Every statute that makes any change in the existing body of law, excluding only those enactments which merely restate or codify prior law, can be said to "remedy” some flaw in the prior law or some social evil. The mere fact that a statute is characterized as "remedial,” therefore, is of little value in statutory construction unless the term "remedial” has for this purpose a more discriminate meaning. [3 Sands, Sutherland Statutory Construction (4th ed), § 60.02, p 60.]
At times, Michigan cases have used the broad meaning of "remedial” to apply arguably substantive amendments to the wdca retrospectively. See, e.g., Lahti v Fosterling, 357 Mich 578, 588; 99 NW2d 490 (1959) (retroactively applying 1955 PA 250, repealing a two-year maximum on medical and hospital expenses); Spencer v Clark Twp, 142 Mich App 63; 368 NW2d 897 (1985) (retroactively applying the provisions of 1980 PA 357, § 1, allowing volunteer ambulance drivers to obtain benefits as if a county, city or village employee at the maximum rate). However, in this context, we prefer the narrower meaning, in which "[t]he term 'remedial’ is often employed to describe legislation which is procedural in nature, i.e., it does not affect substantive rights.” 3 Sands, Sutherland Statutory Construction (4th ed), § 60.02, p 60. See, e.g., Rookledge v Garwood, 340 Mich 444; 65 NW2d 785 (1954) (applying retroactively the 1952 PA 155 provision allowing an injured worker to proceed in tort against a defendant tortfeasor) and Selk, supra (applying retroactively the 1981 PA 194 provision increasing the amount of interest on a workers’ compensation award from five to twelve [398]*398percent).8 As we have previously noted, § 373 is substantive in nature. We, therefore, conclude that, in this context, it is not remedial and the statute should be applied prospectively.
D
We also find it significant that the Legislature omitted any reference to the retroactivity of § 373. For example, in Selk, the Court noted that the Legislature made no reference to the retroactivity of 1981 PA 194 and, in fact, provided a specific future date for its application. In resolving the retroactivity issue, the Court reasoned:
When one carefully examines how the Legislature utilizes effective dates, however, it is clear that we have accorded that respect which is properly due.
Effective dates are inserted by the Legislature in all kinds of statutes.
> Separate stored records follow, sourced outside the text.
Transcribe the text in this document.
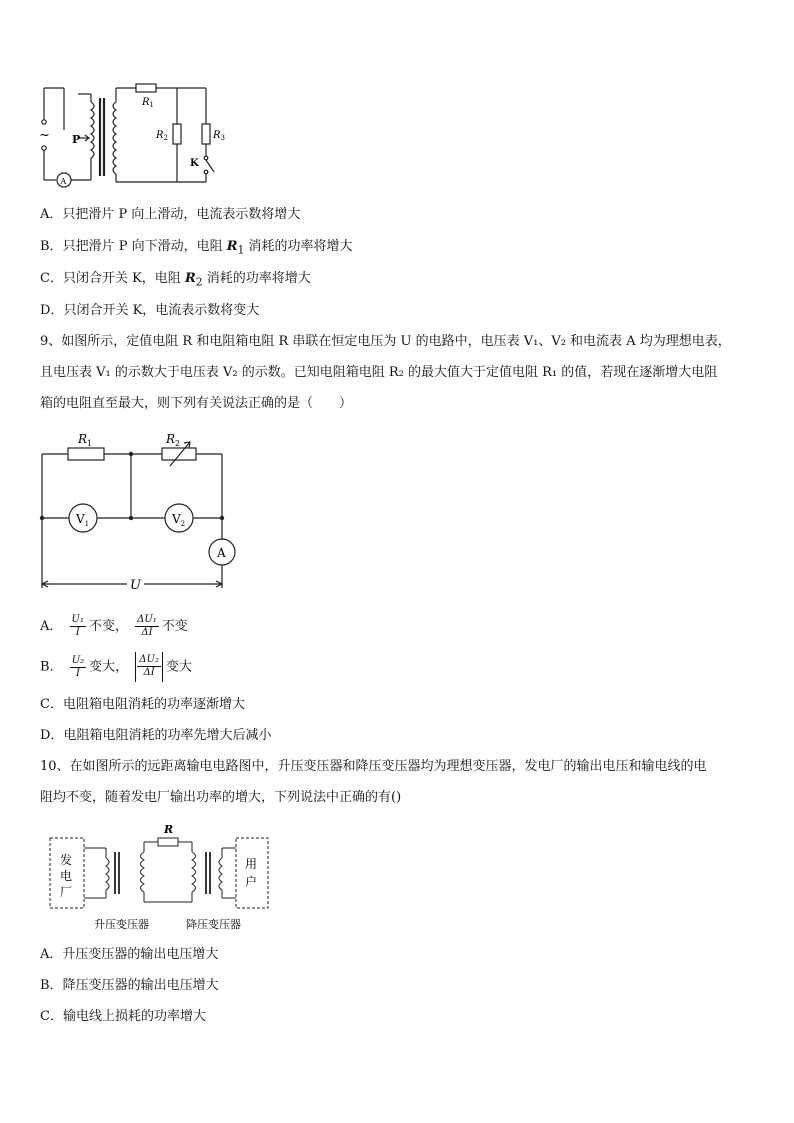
~ P
A
$R_1$
$R_2$	$R_3$
K
A．只把滑片 P 向上滑动，电流表示数将增大
B．只把滑片 P 向下滑动，电阻 $R_1$ 消耗的功率将增大
C．只闭合开关 K，电阻 $R_2$ 消耗的功率将增大
D．只闭合开关 K，电流表示数将变大
9、如图所示，定值电阻 R 和电阻箱电阻 R 串联在恒定电压为 U 的电路中，电压表 V₁、V₂ 和电流表 A 均为理想电表，
且电压表 V₁ 的示数大于电压表 V₂ 的示数。已知电阻箱电阻 R₂ 的最大值大于定值电阻 R₁ 的值，若现在逐渐增大电阻
箱的电阻直至最大，则下列有关说法正确的是（　　）
$R_1$	$R_2$
$V_1$	$V_2$
A
U
A． $\frac{\text{U₁}}{I}$ 不变， $\frac{\text{ΔU₁}}{\Delta I}$ 不变
B． $\frac{\text{U₂}}{I}$ 变大， $\frac{\text{ΔU₂}}{\Delta I}$ 变大
C．电阻箱电阻消耗的功率逐渐增大
D．电阻箱电阻消耗的功率先增大后减小
10、在如图所示的远距离输电电路图中，升压变压器和降压变压器均为理想变压器，发电厂的输出电压和输电线的电
阻均不变，随着发电厂输出功率的增大，下列说法中正确的有()
发
电
厂
用
户
R
升压变压器	降压变压器
A．升压变压器的输出电压增大
B．降压变压器的输出电压增大
C．输电线上损耗的功率增大
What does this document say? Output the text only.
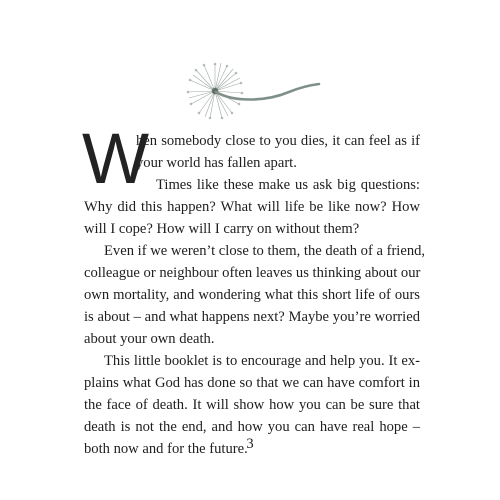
W
hen somebody close to you dies, it can feel as if
your world has fallen apart.
Times like these make us ask big questions:
Why did this happen? What will life be like now? How
will I cope? How will I carry on without them?
Even if we weren’t close to them, the death of a friend,
colleague or neighbour often leaves us thinking about our
own mortality, and wondering what this short life of ours
is about – and what happens next? Maybe you’re worried
about your own death.
This little booklet is to encourage and help you. It ex-
plains what God has done so that we can have comfort in
the face of death. It will show how you can be sure that
death is not the end, and how you can have real hope –
both now and for the future.
3
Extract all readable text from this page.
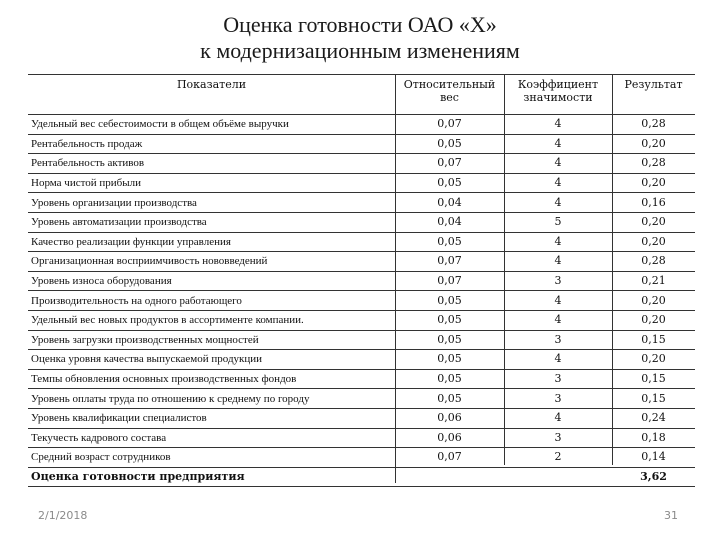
Оценка готовности ОАО «Х»
к модернизационным изменениям
Показатели	Относительный вес	Коэффициент значимости	Результат
Удельный вес себестоимости в общем объёме выручки	0,07	4	0,28
Рентабельность продаж	0,05	4	0,20
Рентабельность активов	0,07	4	0,28
Норма чистой прибыли	0,05	4	0,20
Уровень организации производства	0,04	4	0,16
Уровень автоматизации производства	0,04	5	0,20
Качество реализации функции управления	0,05	4	0,20
Организационная восприимчивость нововведений	0,07	4	0,28
Уровень износа оборудования	0,07	3	0,21
Производительность на одного работающего	0,05	4	0,20
Удельный вес новых продуктов в ассортименте компании.	0,05	4	0,20
Уровень загрузки производственных мощностей	0,05	3	0,15
Оценка уровня качества выпускаемой продукции	0,05	4	0,20
Темпы обновления основных производственных фондов	0,05	3	0,15
Уровень оплаты труда по отношению к среднему по городу	0,05	3	0,15
Уровень квалификации специалистов	0,06	4	0,24
Текучесть кадрового состава	0,06	3	0,18
Средний возраст сотрудников	0,07	2	0,14
Оценка готовности предприятия			3,62
2/1/2018	31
When it wishes to address the question of retroactivity, the Legislature has specifically done so in addition to providing for an effective date.
For example, when the Legislature passed the new rule for a claim and delivery action, in 1976 PA 79, it provided in enactment §2 that "[t]his amendatory act shall apply to all actions pending or commenced on or after the effective date of this act.” Enactment § 3 of the same statute provided: "This amendatory act shall take effect July 1, 1975.” Because the Legislature in connection with other statutes in enactment sections has specifi[399]*399cally addressed retroactivity in addition to providing an effective date, we are unable to agree that the mere insertion of an effective date, standing alone, is dispositive of the prospective/retroactive effect of 1981 PA 194. [Selk, supra at 35, n 2.]
Therefore, we are persuaded that providing a specific, future effective date and omitting any reference to retroactivity supports our holding that § 373 is prospective in application.
III. CONCLUSION
We would hold that Hurd controls in the present case. Section 373 should apply prospectively only for injuries occurring on or after January 1, 1982, the effective date of the statute. Thus, we would reverse the judgment of the Court of Appeals and reinstate the decision of the wcab.
Cavanagh and Boyle, JJ., concurred with Riley, C.J.